Haas team principal Guenther Steiner says that he’s open to making changes to the Formula 1 race weekend format.

However he stopped well short of endorsing controversial proposals for Saturday, which have included plans to replace qualifying time trials with a reverse-grid race.

“There are talks to condense a Friday of a Grand Prix weekend,” he confirmed in the team’s preview for the Mexican Grand Prix.

“The talk is to just do running on a Friday afternoon, with all the other PR activities taking place in the morning.

“I think that would be a good way forward, especially with an extended calendar,” he stated.

He said that the enforced changes o the Japanese Grand Prix – which saw all Saturday activity cancelled because of Typhoon Hagibis, and qualifying moved to Sunday morning before the race – had been “interesting”.

“I think to do it like this, it made for a very busy Sunday,” he said. “The day flew past very quickly.

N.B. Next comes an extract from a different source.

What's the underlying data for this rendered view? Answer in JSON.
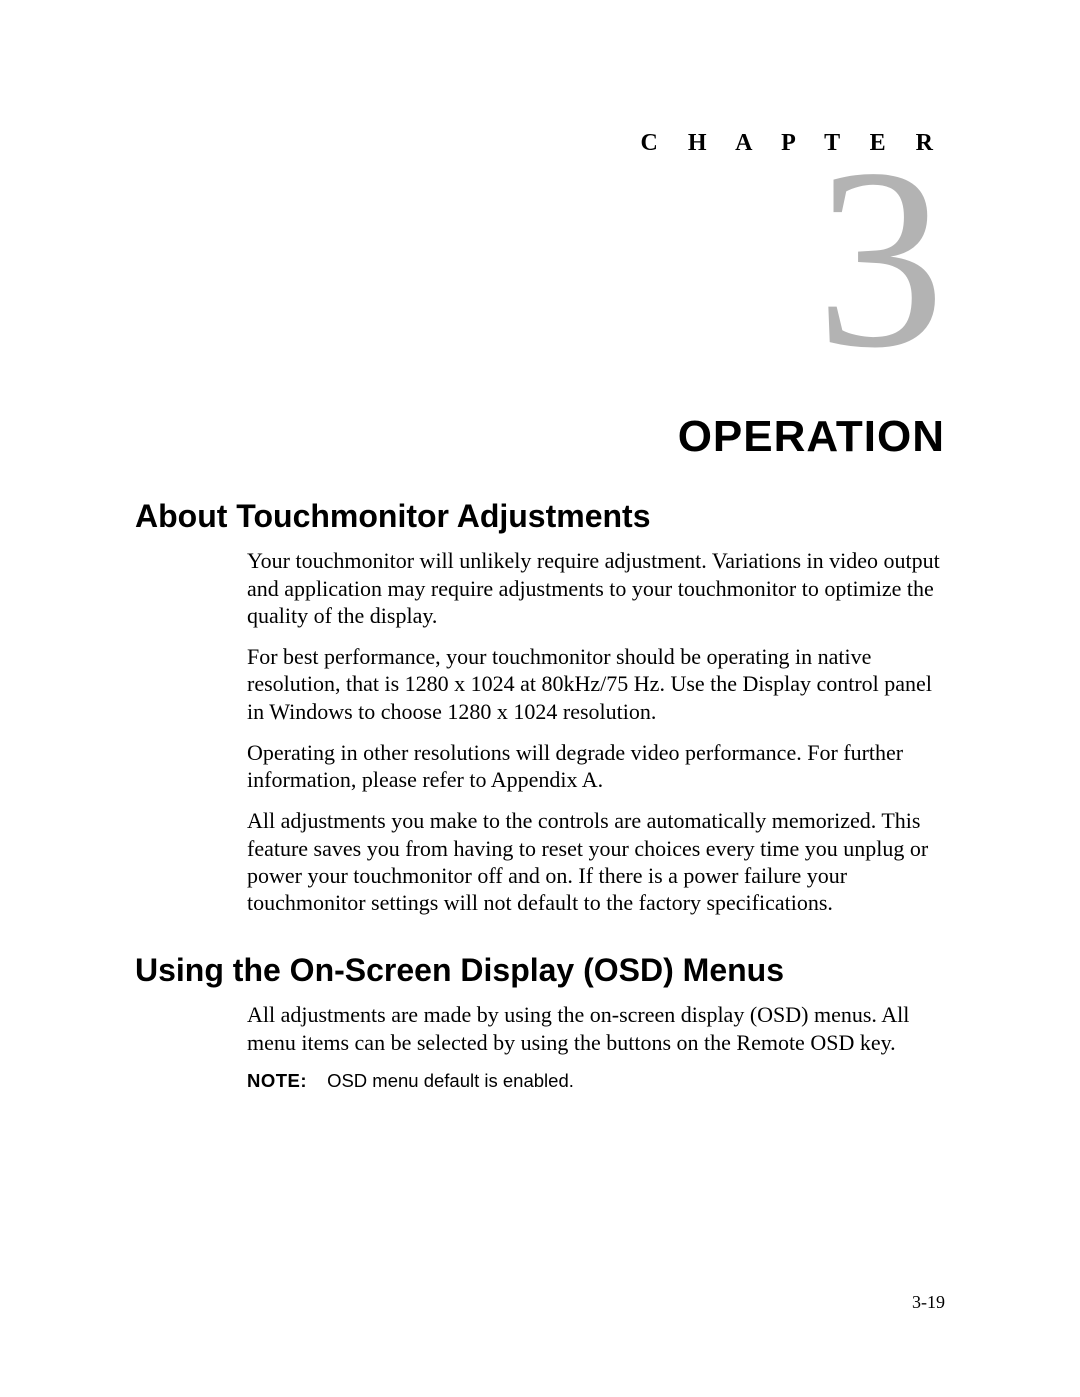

“You’re all very busy and everything needs to be done a lot quicker,” he explained. “I don’t think it had an effect on team personnel, they just had to adapt, and our guys adapted pretty well.

“I would just say it was too much for one day – having both qualifying and the race on one day. But in those circumstances, it was the right decision.

“Everybody coped and I think it was an interesting race,” he added.

Things will be back to normal this weekend, with F1 assured of a warm welcome from both fans and the weather.

Kevin Magnussen (DEN) Haas VF-19 pit stop.

The Autódromo Hermanos Rodríguez has been a favourite for teams and drivers ever since it joined the F1 calendar and has won four-straight ‘Best Promoter’ awards at the end-of-season FIA gala prize giving.

“It’s just the enthusiasm of the people, both of the people running it and the people attending the race,” suggested Steiner.

“We, as teams, are always made to feel very welcome there, and everything is very well organized. I think everybody’s happy with how everything runs and obviously the fans like it.”

However it’s not been the happiest of hunting grounds for Haas in the past. The team’s best result there to date was Kevin Magnussen’s eighth place in 2017; last year both Magnussen and Romain Grosjean finished out of the points and off the lead lap.

“We always have cooling challenges,” Steiner explained. “Going up into the altitude there, you always need cooling on the cars. You need a lot more, and that takes downforce away, and you never have enough downforce.

“It looks like we always suffer more on that one than all the other cars. That is our biggest challenge, to find the balance between cooling and having downforce available.”